PerturbCoordinates- Type
 Float
- Default value
 0.0
- Unit
 Angstrom
- Description
 Perturb the atomic coordinates by adding random numbers between [-PerturbCoordinates,PerturbCoordinates] to each Cartesian component. This can be useful if you want to break the symmetry of your system (e.g. for a geometry optimization).
PerturbLattice- Type
 Float
- Default value
 0.0
- Description
 Perturb the lattice vectors by applying random strain with matrix elements between [-PerturbLattice,PerturbLattice]. This can be useful if you want to deviate from an ideal symmetric geometry, for example if you look for a phase change due to high pressure.
RandomizeAtomOrder- Type
 Bool
- Default value
 No
- Description
 Whether or not the order of the atoms should be randomly changed. Intended for some technical testing purposes only.
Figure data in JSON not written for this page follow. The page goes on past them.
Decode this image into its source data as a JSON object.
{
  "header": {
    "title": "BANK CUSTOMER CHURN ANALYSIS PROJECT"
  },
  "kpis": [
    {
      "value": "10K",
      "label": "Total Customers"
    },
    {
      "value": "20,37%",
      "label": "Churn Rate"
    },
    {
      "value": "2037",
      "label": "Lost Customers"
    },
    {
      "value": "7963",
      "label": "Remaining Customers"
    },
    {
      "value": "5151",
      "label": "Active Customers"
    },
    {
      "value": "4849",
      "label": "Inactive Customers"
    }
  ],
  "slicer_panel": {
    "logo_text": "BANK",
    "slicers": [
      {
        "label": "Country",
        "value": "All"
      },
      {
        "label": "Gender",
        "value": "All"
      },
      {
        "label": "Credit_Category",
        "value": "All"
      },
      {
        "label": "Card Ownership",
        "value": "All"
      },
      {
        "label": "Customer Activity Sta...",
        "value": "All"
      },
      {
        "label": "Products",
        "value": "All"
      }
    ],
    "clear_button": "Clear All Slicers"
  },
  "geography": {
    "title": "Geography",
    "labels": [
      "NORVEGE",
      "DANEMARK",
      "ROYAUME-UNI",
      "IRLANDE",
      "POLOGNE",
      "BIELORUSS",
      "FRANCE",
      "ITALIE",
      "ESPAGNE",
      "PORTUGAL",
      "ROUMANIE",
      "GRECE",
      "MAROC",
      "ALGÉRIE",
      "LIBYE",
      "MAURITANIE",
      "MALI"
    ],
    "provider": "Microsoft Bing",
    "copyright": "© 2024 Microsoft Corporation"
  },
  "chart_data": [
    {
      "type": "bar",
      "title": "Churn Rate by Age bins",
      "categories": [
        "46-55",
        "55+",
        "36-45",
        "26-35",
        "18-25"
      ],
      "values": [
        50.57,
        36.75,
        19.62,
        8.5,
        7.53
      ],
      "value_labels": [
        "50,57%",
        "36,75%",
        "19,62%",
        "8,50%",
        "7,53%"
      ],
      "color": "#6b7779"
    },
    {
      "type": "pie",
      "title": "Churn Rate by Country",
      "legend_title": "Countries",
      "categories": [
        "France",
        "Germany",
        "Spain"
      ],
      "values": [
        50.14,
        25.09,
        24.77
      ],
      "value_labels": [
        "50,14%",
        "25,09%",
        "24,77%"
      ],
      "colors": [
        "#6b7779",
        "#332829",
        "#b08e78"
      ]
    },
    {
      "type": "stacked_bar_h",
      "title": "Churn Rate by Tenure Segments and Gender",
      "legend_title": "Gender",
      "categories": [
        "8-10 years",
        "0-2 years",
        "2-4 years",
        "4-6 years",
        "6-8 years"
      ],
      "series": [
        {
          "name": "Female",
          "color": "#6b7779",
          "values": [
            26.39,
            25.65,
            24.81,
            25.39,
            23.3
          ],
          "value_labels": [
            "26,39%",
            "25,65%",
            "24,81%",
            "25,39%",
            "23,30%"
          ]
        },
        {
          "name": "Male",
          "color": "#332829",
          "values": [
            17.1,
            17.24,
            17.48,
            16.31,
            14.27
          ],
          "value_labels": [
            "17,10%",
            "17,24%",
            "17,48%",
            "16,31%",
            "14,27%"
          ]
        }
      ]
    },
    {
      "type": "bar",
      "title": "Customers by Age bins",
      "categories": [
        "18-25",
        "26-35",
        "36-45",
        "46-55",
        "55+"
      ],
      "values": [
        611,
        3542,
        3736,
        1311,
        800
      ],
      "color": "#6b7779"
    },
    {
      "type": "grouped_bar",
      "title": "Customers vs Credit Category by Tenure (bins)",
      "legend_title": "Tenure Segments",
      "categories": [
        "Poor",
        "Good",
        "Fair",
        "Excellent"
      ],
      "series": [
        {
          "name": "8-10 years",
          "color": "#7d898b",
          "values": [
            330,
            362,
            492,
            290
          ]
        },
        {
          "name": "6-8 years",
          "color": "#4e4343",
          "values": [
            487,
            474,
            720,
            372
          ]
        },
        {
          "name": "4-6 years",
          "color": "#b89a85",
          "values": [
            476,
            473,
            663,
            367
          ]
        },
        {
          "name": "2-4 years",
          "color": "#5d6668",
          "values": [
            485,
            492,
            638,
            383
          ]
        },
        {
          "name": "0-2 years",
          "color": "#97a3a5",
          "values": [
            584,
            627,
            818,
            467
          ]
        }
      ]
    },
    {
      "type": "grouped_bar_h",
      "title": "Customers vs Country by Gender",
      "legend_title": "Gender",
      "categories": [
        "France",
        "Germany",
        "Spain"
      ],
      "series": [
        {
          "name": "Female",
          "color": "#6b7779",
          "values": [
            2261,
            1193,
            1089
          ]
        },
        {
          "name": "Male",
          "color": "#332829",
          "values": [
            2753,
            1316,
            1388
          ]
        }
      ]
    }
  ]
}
Does not work with bond information.
Region- Type
 Block
- Recurring
 True
- Description
 Properties for each region specified in the Atoms block.
Properties- Type
 Non-standard block
- Description
 Properties for each region specified in the Atoms block.
ShiftCoordinates- Type
 Float List
- Unit
 Bohr
- Description
 Translate the atoms by the specified shift (three numbers).
SuperCell- Type
 Integer List
- Description
 Create a supercell of the input system (only possible for periodic systems). The integer numbers represent the diagonal elements of the supercell transformation; you should specify as many numbers as lattice vectors (i.e. 1 number for 1D, 2 numbers for 2D and 3 numbers for 3D periodic systems).
SuperCellTrafo- Type
 Integer List
- Description
 Create a supercell of the input system (only possible for periodic systems) \(\vec{a}_i' = \sum_j T_{ij} \vec{a}_j\). The integer numbers represent the supercell transformation \(T_{ij}\): 1 number for 1D PBC, 4 numbers for 2D PBC corresponding to a 2x2 matrix (order: (1,1),(1,2),(2,1),(2,2)) and 9 numbers for 3D PBC corresponding to a 3x3 matrix (order: (1,1),(1,2),(1,3),(2,1),(2,2),(2,3),(3,1),(3,2),(3,3)).
Symmetrize- Type
 Bool
- Default value
 No
- Description
 Whether to symmetrize the input structure. This might also rototranslate the structure into a standard orientation. This will symmetrize the atomic coordinates to machine precision. Useful if the system is almost symmetric or to rototranslate a symmetric molecule into a standard orientation.
Symmetry- Type
 Multiple Choice
- Default value
 AUTO
- Options
 [AUTO, NOSYM, C(LIN), D(LIN), C(I), C(S), C(2), C(3), C(4), C(5), C(6), C(7), C(8), C(2V), C(3V), C(4V), C(5V), C(6V), C(7V), C(8V), C(2H), C(3H), C(4H), C(5H), C(6H), C(7H), C(8H), D(2), D(3), D(4), D(5), D(6), D(7), D(8), D(2D), D(3D), D(4D), D(5D), D(6D), D(7D), D(8D), D(2H), D(3H), D(4H), D(5H), D(6H), D(7H), D(8H), I, I(H), O, O(H), T, T(D), T(H), S(4), S(6), S(8)]
- Description
 Use (sub)symmetry with this Schoenflies symbol. Can only be used for molecules. Orientation should be correct for the (sub)symmetry. If used icw Symmetrize, the symmetrization will not reorient the molecule.